If Conway remains the Democratic nominee, Kentucky’s “safe red” Senate seat is suddenly in play, and a pebble in the shoe of Newt Gingrich's attempt to party like it's 1994.
In Pennsylvania, the defeat of US Senator Arlen Specter in the Democratic primary by US Rep. Joe Sestak is welcome news, as is that out of Arkansas where challenging Lt. Governor Bill Halter forced corporate Democrat Blanche Lincoln (D-Wal-Mart) into a run-off to take place in three weeks. The “we speak for a base we did not organize” crowd is of course crowing to take credit for both advances by the more progressive candidates after weeks of whining that the Obama White House had backed, at least in name, the two incumbents. Howard Dean's Democracy for America, MoveOn, FDL PAC, etcetera will now fall all over each other trying to push out their credit-taking press releases on both contests, but the real story happened with the ground game in each state. Once again, the Chicken Littles are torn between illusions of their own grandeur and their narrative by which Obama is portrayed as an all-powerful executive who ought to be able to change the course of everybody’s pet issues in a single pen stroke, and all at once!
Rick Hertzberg of The New Yorker lays some rational analysis on it all:
Arlen Specter was not “selected by leaders in Washington.” He selected himself. As one of the last of the moderate Republicans, he was headed for defeat in his own party’s primary. He thought (no doubt correctly) that his chances for survival would be better in the other party, so he switched. The White House promised him support because his vote was an absolute sine qua non for overcoming Republican filibusters, most crucially filibusters against the health-care bill, on which the fate of Obama’s Presidency and the Democratic Congress rested. If this was a “backroom deal,” it was one that the White House and the “Democratic establishment” would have been criminally irresponsible not to cut.
With health care safely passed, however, the interests of the White House and the national Democratic Party are better served by Sestak’s winning the primary. Sestak is an actual Democrat, not a Democrat of opportunity. As such he will be a far more reliable and sincere supporter of the President and the President’s policies than Specter would have been if, at eighty years of age, the cranky ex-Republican had been vouchsafed a sixth (and last) six-year term. Moreover, Sestak is more likely to beat the Republican nominee, the fanatical anti-tax ideologue Pat Toomey. If Sestak wins in November, he'll probably be a senator for a long time. Given actuarial realities, a reëlected Specter might have ended up having to be replaced by a gubernatorial appointee, and there is no guarantee that Pennsylvania’s next governor will be a Democrat.

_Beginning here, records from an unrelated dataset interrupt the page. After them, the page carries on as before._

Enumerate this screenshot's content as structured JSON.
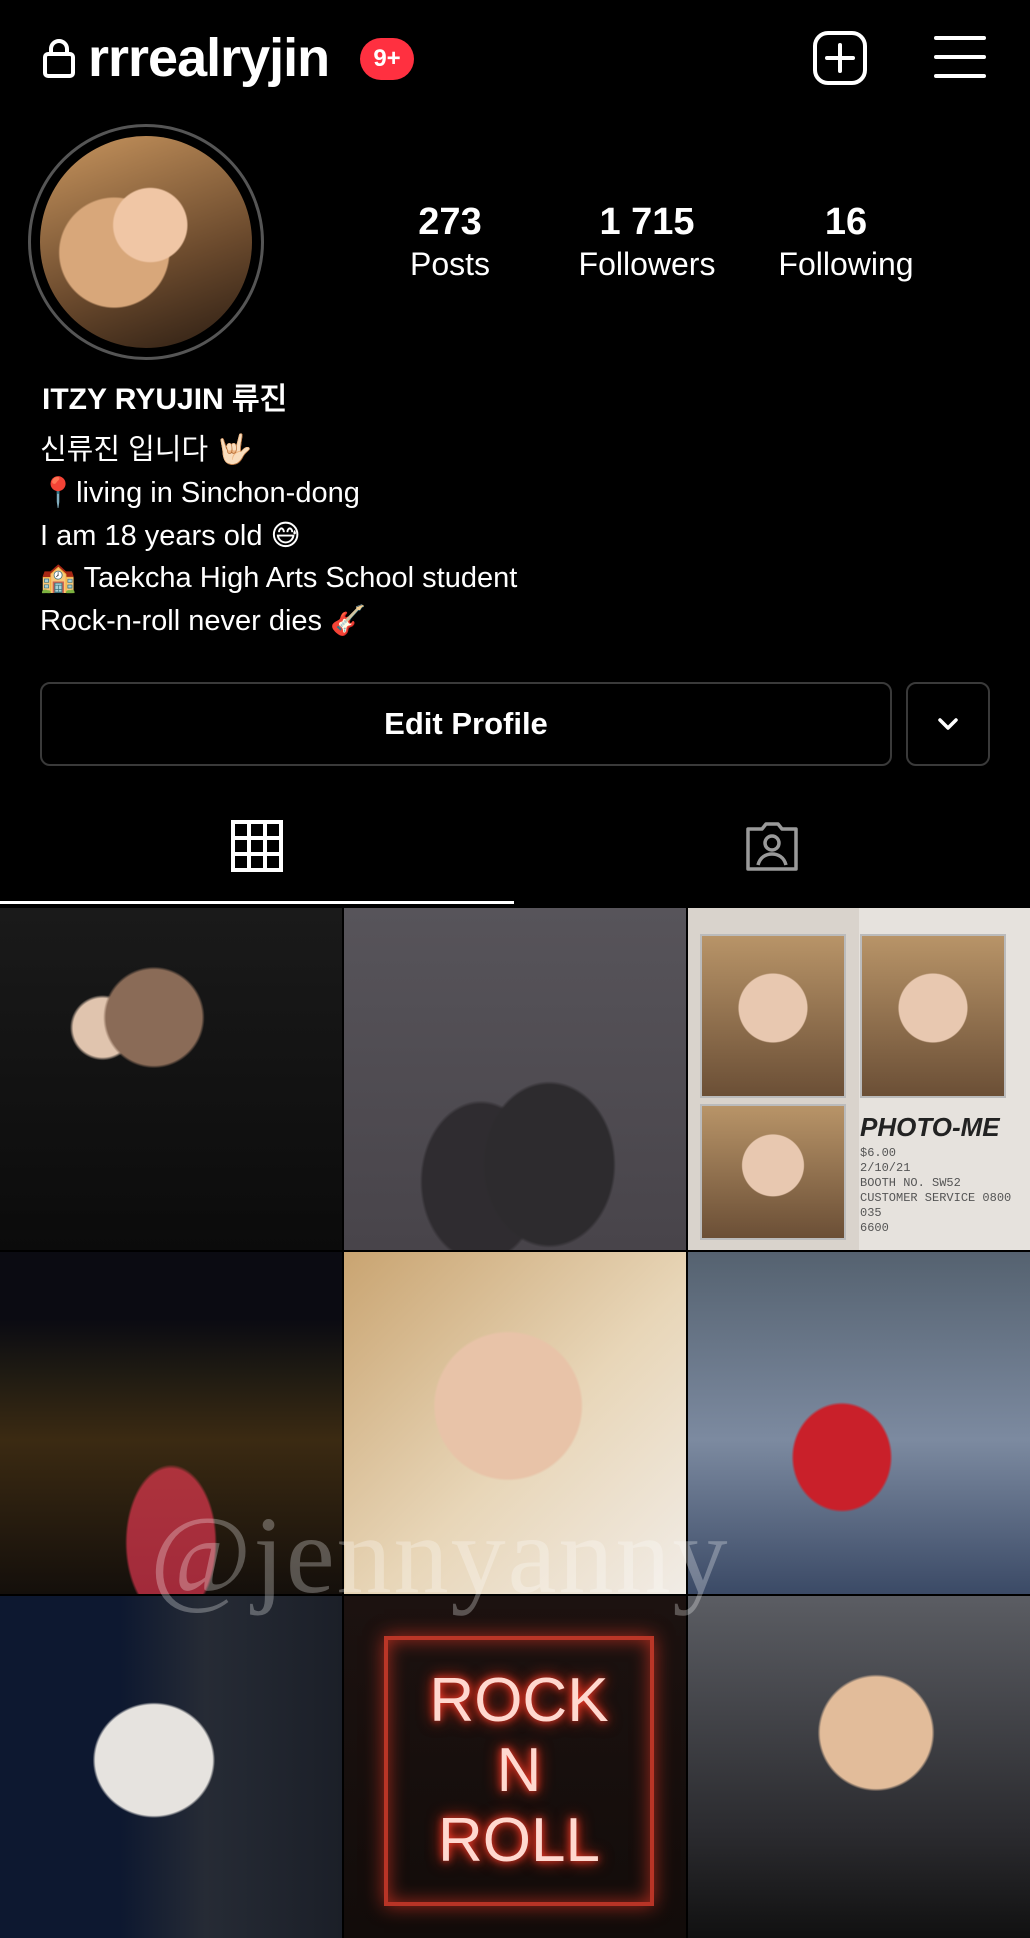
{
  "header": {
    "username": "rrrealryjin",
    "notification_badge": "9+",
    "icons": {
      "lock": "lock-icon",
      "add": "plus-square-icon",
      "menu": "hamburger-menu-icon"
    }
  },
  "stats": [
    {
      "number": "273",
      "label": "Posts"
    },
    {
      "number": "1 715",
      "label": "Followers"
    },
    {
      "number": "16",
      "label": "Following"
    }
  ],
  "profile": {
    "display_name": "ITZY RYUJIN 류진",
    "bio": [
      "신류진 입니다 🤟🏻",
      "📍living in Sinchon-dong",
      "I am 18 years old 😅",
      "🏫 Taekcha High Arts School student",
      "Rock-n-roll never dies 🎸"
    ]
  },
  "actions": {
    "edit_profile_label": "Edit Profile"
  },
  "tabs": [
    {
      "icon": "grid-icon",
      "active": true
    },
    {
      "icon": "tagged-person-icon",
      "active": false
    }
  ],
  "posts": {
    "neon_sign": [
      "ROCK",
      "N",
      "ROLL"
    ],
    "photo_strip_title": "PHOTO-ME",
    "photo_strip_receipt": [
      "$6.00",
      "2/10/21",
      "BOOTH NO. SW52",
      "CUSTOMER SERVICE 0800 035",
      "6600"
    ],
    "watermark": "@jennyanny"
  },
  "colors": {
    "background": "#000000",
    "badge": "#ff3040",
    "text": "#ffffff",
    "border": "#3a3a3a"
  }
}
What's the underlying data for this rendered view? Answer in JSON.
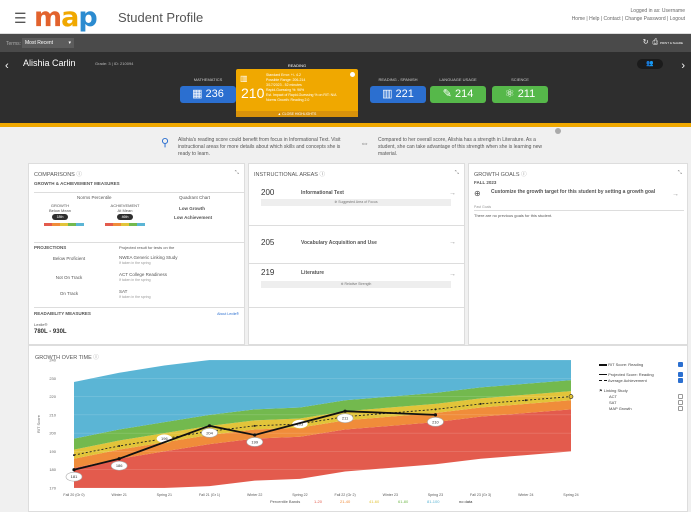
{
  "header": {
    "title": "Student Profile",
    "logged_in": "Logged in as: Username",
    "links": "Home  |  Help  |  Contact  |  Change Password  |  Logout"
  },
  "nav": {
    "terms_label": "Terms:",
    "terms_value": "Most Recent",
    "print_label": "PRINT & SHARE"
  },
  "student": {
    "name": "Alishia Carlin",
    "grade": "Grade: 3  |  ID: 210094"
  },
  "subjects": [
    {
      "name": "MATHEMATICS",
      "score": "236",
      "color": "#2b6fd0"
    },
    {
      "name": "READING - SPANISH",
      "score": "221",
      "color": "#2b6fd0"
    },
    {
      "name": "LANGUAGE USAGE",
      "score": "214",
      "color": "#56b84a"
    },
    {
      "name": "SCIENCE",
      "score": "211",
      "color": "#56b84a"
    }
  ],
  "reading": {
    "title": "READING",
    "score": "210",
    "details": [
      "Standard Error: +/- 4.2",
      "Possible Range: 206-214",
      "3/17/2023 - 52 minutes",
      "Rapid-Guessing %: 96%",
      "Est. Impact of Rapid-Guessing % on RIT: N/A",
      "Norms Growth: Reading 2.0"
    ],
    "close_label": "▲ CLOSE HIGHLIGHTS"
  },
  "insights": [
    "Alishia's reading score could benefit from focus in Informational Text. Visit instructional areas for more details about which skills and concepts she is ready to learn.",
    "Compared to her overall score, Alishia has a strength in Literature. As a student, she can take advantage of this strength when she is learning new material."
  ],
  "comparisons": {
    "title": "COMPARISONS",
    "subtitle": "GROWTH & ACHIEVEMENT MEASURES",
    "norms": "Norms Percentile",
    "quadrant": "Quadrant Chart",
    "growth_label": "GROWTH",
    "growth_level": "Below Mean",
    "growth_pct": "18th",
    "ach_label": "ACHIEVEMENT",
    "ach_level": "At Mean",
    "ach_pct": "46th",
    "q1": "Low Growth",
    "q2": "Low Achievement",
    "projections_title": "PROJECTIONS",
    "projections_note": "Projected result for tests on the",
    "rows": [
      {
        "status": "Below Proficient",
        "test": "NWEA Generic Linking Study",
        "sub": "If taken in the spring"
      },
      {
        "status": "Not On Track",
        "test": "ACT College Readiness",
        "sub": "If taken in the spring"
      },
      {
        "status": "On Track",
        "test": "SAT",
        "sub": "If taken in the spring"
      }
    ],
    "readability_title": "READABILITY MEASURES",
    "readability_link": "About Lexile®",
    "lexile_label": "Lexile®",
    "lexile_range": "780L - 930L"
  },
  "instructional": {
    "title": "INSTRUCTIONAL AREAS",
    "areas": [
      {
        "score": "200",
        "name": "Informational Text",
        "note": "Suggested Area of Focus"
      },
      {
        "score": "205",
        "name": "Vocabulary Acquisition and Use",
        "note": ""
      },
      {
        "score": "219",
        "name": "Literature",
        "note": "Relative Strength"
      }
    ]
  },
  "goals": {
    "title": "GROWTH GOALS",
    "term": "FALL 2023",
    "prompt": "Customize the growth target for this student by setting a growth goal",
    "past": "Past Goals",
    "none": "There are no previous goals for this student."
  },
  "growth": {
    "title": "GROWTH OVER TIME",
    "legend": {
      "rit": "RIT Score: Reading",
      "projected": "Projected Score: Reading",
      "average": "Average Achievement",
      "linking": "Linking Study",
      "act": "ACT",
      "sat": "SAT",
      "map": "MAP Growth"
    },
    "percentile_label": "Percentile Bands",
    "bands": [
      {
        "label": "1-20",
        "color": "#e35b4d"
      },
      {
        "label": "21-40",
        "color": "#f08c3a"
      },
      {
        "label": "41-60",
        "color": "#e2c43a"
      },
      {
        "label": "61-80",
        "color": "#73b94e"
      },
      {
        "label": "81-100",
        "color": "#5bb5d5"
      },
      {
        "label": "no data",
        "color": "#333333"
      }
    ]
  },
  "chart_data": {
    "type": "line",
    "x": [
      "Fall 20 (Gr 0)",
      "Winter 21",
      "Spring 21",
      "Fall 21 (Gr 1)",
      "Winter 22",
      "Spring 22",
      "Fall 22 (Gr 2)",
      "Winter 23",
      "Spring 23",
      "Fall 23 (Gr 3)",
      "Winter 24",
      "Spring 24"
    ],
    "ylabel": "RIT Score",
    "ylim": [
      170,
      240
    ],
    "yticks": [
      170,
      180,
      190,
      200,
      210,
      220,
      230,
      240
    ],
    "series": [
      {
        "name": "RIT Score: Reading",
        "values": [
          180,
          186,
          null,
          204,
          199,
          null,
          212,
          null,
          210,
          null,
          null,
          null
        ],
        "labels": [
          "181",
          "186",
          "",
          "204",
          "199",
          "",
          "211",
          "",
          "210",
          "",
          "",
          ""
        ]
      },
      {
        "name": "Average Achievement",
        "values": [
          188,
          193,
          197,
          201,
          204,
          205,
          209,
          211,
          213,
          216,
          218,
          220
        ],
        "labels": [
          "",
          "",
          "196",
          "",
          "",
          "203",
          "",
          "",
          "",
          "",
          "",
          ""
        ]
      }
    ]
  }
}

So I don’t see how this is some sort of defeat for the White House or miscalculation on their part. It looks more like a series of rather brilliant chess moves.
Energized Democratic electorates in the Pennsylvania, Kentucky and Arkansas Senate primaries, plus the comfortable victory of the D over the R in a swing district in Pennsyltucky, once again show that the proclamations of “the sky is falling” by self-promoting blog narrators were not grounded in any reality close to our own.
Many still don’t grasp that in 2008, everything changed in US politics, which is increasingly fought on the ground with the methods of community organizing. That’s what explains the high Democratic turnout yesterday and the bellwether district in Pennsylvania remaining blue. And that – and not ideological tantrums on the Internets – will write the history of November 2010. Seems like the grownups are still at the driver’s wheel and, once again, the Chicken Littles were wrong. And that is of course, old news and history repeating itself again. How many times have I written this story? How many more will I have to pen? Oh well, at least we get to use images of that cute little feathered guy again.